I'm pulling data from a number of different tables and joining them to a base table as shown below:
df <- tbl(ch, dbplyr::in_schema("schem1", 'education_data')) %>%
select(ID, ProviderKey,ReportingPeriodKey,EthnicityKey) %>%
left_join(
tbl(ch, dbplyr::in_schema("data_schem", 'ReportingPeriodDimensions')) %>%
select(ReportingPeriodKey,ReportingYear),
by = "ReportingPeriodKey"
) %>%
left_join(
tbl(ch, dbplyr::in_schema("data_schem", 'ProviderDimensions')) %>%
select(ProviderKey, ProviderName),
by = "ProviderKey"
) %>%
left_join(
tbl(ch, dbplyr::in_schema("sdr", 'EthnicityDim')) %>%
select(EthnicityKey,Ethnicity_description),
by = "EthnicityKey"
) %>%
filter(ReportingYear %in% ("2015","2016","2017"))
When I check the SQL code with show_query(df)
, there is a 'SELECT' SQL command of the base table 'education_data' and all it's variables selected for each of the joins performed, which is 3x in this example. I often need to join around 8 or 9 other tables depending on the number of dimensions tables I need to join.
This seems very inefficient, especially when I'm pulling tables with records that run into the millions. Is there any work around for that using R commands rather than coding SQL directly?

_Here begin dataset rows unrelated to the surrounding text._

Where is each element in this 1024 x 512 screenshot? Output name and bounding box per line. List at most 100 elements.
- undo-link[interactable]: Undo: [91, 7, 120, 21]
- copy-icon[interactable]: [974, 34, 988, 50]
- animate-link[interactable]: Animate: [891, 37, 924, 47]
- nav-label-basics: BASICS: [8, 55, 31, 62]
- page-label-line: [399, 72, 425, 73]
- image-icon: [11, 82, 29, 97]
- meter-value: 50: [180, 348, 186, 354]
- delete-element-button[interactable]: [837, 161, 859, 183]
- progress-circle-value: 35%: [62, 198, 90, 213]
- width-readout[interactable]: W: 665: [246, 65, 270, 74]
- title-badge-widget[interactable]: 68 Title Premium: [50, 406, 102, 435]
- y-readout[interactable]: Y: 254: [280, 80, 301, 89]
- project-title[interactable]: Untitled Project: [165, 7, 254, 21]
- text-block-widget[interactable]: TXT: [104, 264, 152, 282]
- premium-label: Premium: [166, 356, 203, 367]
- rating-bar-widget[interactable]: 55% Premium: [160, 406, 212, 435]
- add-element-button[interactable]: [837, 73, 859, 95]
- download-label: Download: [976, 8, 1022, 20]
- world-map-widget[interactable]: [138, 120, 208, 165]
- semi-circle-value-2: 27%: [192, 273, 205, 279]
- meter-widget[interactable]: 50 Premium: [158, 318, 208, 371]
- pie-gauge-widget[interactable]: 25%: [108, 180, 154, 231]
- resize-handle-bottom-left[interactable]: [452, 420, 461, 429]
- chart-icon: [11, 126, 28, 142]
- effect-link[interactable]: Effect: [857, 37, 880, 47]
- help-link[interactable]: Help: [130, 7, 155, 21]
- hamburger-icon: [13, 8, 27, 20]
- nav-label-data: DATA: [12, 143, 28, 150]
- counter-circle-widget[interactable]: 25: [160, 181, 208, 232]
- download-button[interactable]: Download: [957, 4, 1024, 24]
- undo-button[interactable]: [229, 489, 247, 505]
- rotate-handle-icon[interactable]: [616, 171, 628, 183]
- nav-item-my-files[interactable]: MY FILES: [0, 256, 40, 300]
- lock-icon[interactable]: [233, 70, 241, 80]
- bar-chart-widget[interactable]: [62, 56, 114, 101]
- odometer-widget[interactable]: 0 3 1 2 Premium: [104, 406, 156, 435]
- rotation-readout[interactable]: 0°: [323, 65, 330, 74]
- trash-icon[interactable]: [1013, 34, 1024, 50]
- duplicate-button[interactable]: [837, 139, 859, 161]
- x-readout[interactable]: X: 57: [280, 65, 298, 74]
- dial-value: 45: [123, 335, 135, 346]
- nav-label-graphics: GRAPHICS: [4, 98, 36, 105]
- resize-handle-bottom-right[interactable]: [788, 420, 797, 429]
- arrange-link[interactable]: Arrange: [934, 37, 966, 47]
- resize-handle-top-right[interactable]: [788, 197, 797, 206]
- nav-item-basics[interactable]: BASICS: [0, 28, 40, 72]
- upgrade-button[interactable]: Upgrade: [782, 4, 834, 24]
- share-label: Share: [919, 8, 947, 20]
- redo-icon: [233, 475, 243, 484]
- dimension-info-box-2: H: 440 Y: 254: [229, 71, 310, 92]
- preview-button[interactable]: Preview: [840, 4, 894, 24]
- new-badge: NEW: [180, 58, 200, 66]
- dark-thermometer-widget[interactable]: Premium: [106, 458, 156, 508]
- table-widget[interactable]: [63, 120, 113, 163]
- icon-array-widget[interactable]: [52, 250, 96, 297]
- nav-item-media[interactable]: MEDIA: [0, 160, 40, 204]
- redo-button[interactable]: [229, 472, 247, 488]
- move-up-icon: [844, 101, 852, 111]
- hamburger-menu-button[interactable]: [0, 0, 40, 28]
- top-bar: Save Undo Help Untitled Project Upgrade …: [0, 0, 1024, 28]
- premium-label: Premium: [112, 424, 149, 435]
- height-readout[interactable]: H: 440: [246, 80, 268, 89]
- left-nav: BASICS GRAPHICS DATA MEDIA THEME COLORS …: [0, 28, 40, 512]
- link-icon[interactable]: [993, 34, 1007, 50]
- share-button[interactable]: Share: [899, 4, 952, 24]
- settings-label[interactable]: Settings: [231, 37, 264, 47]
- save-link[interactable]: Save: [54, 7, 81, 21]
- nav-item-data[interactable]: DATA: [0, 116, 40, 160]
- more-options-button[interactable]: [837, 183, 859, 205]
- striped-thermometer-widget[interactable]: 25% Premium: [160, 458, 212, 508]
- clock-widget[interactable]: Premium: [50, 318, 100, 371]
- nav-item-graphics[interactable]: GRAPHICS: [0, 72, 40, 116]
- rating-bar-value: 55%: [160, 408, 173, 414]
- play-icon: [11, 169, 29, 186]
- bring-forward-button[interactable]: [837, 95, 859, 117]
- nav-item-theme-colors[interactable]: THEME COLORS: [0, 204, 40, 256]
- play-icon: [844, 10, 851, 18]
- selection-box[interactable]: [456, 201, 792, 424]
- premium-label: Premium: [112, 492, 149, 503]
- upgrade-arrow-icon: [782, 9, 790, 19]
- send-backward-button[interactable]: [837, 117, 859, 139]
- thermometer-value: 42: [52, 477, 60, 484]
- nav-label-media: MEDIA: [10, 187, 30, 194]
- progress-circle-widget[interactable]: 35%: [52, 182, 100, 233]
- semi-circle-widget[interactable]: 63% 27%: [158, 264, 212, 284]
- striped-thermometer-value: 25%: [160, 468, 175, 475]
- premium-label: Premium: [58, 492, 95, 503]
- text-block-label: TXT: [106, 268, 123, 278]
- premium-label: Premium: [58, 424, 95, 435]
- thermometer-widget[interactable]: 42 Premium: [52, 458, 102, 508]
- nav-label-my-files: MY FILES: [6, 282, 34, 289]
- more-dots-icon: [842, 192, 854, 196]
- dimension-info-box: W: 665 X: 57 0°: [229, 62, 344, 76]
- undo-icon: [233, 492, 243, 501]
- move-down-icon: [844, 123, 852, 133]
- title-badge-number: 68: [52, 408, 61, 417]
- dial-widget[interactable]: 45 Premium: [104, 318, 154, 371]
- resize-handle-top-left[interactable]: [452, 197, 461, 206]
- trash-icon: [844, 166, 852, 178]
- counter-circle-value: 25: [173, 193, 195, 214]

I am guessing that instead of seeing tidy SQL queries that look like:
SELECT a.col1, a.col2, b.col3, c.col4
FROM table_A AS a
LEFT JOIN table_B AS b
ON a.col = b.col
LEFT JOIN table_C AS c
ON b.col = c.col
You are instead seeing nested queries that look more like:
SELECT LHS.col1, LHS.col2, LHS.col3, RHS.col4
FROM (
SELECT LHS.col1, LHS.col2, RHS.col3
FROM table_A AS LHS
LEFT JOIN table_B AS RHS
ON LHS.col = RHS.col
) AS LHS
LEFT JOIN table_C AS RHS
ON LHS.col = RHS.col
But with much worse layout.
I agree that the first example is nicer formatted, easier to read, and good coding practice. In contrast the autogenerated SQL code by dbplyr is rather ugly.
In general I do not worry about this. Human written SQL code is intended to be human and machine readable. Autogenerated SQL code from dbplyr is mainly intended to be machine readable. Your SQL interpreter will most likely execute the two variations in the same way. As the complexity of my work with dbplyr increases, so to does my trust that the SQL interpreter can find an efficient way to execute the query.
I have never noticed major performance differences between autogenerated SQL from dbplyr and equivalent, human-tidied code. But I have not tested this extensively. If you do run such tests, they would be an excellent answer to add to this question.
Some things you can do if you are concerned about performance:
As suggested by @danblack, ensure your tables have indices on the columns you are joining by. Perhaps a clustered index on the most important column. One way to do this without leaving R is DBI::dbExecute("sql string for adding an index goes here")
which will execute the command you give it in the database.
Write out key intermediate tables into the database & index. For example if table A is made by joining tables B an C, then executing a self-join of A with A will involve three joins ( (B-C)-(B-C) ) if working from tables B and C directly, but only one join if you have written table A to the database ( A-A ).
Depending on the context, you could partition each table prior to joining and then append the output tables together. For example, use a loop in R to run one query for each reporting year. Running joins on smaller sets of input data tends to perform faster.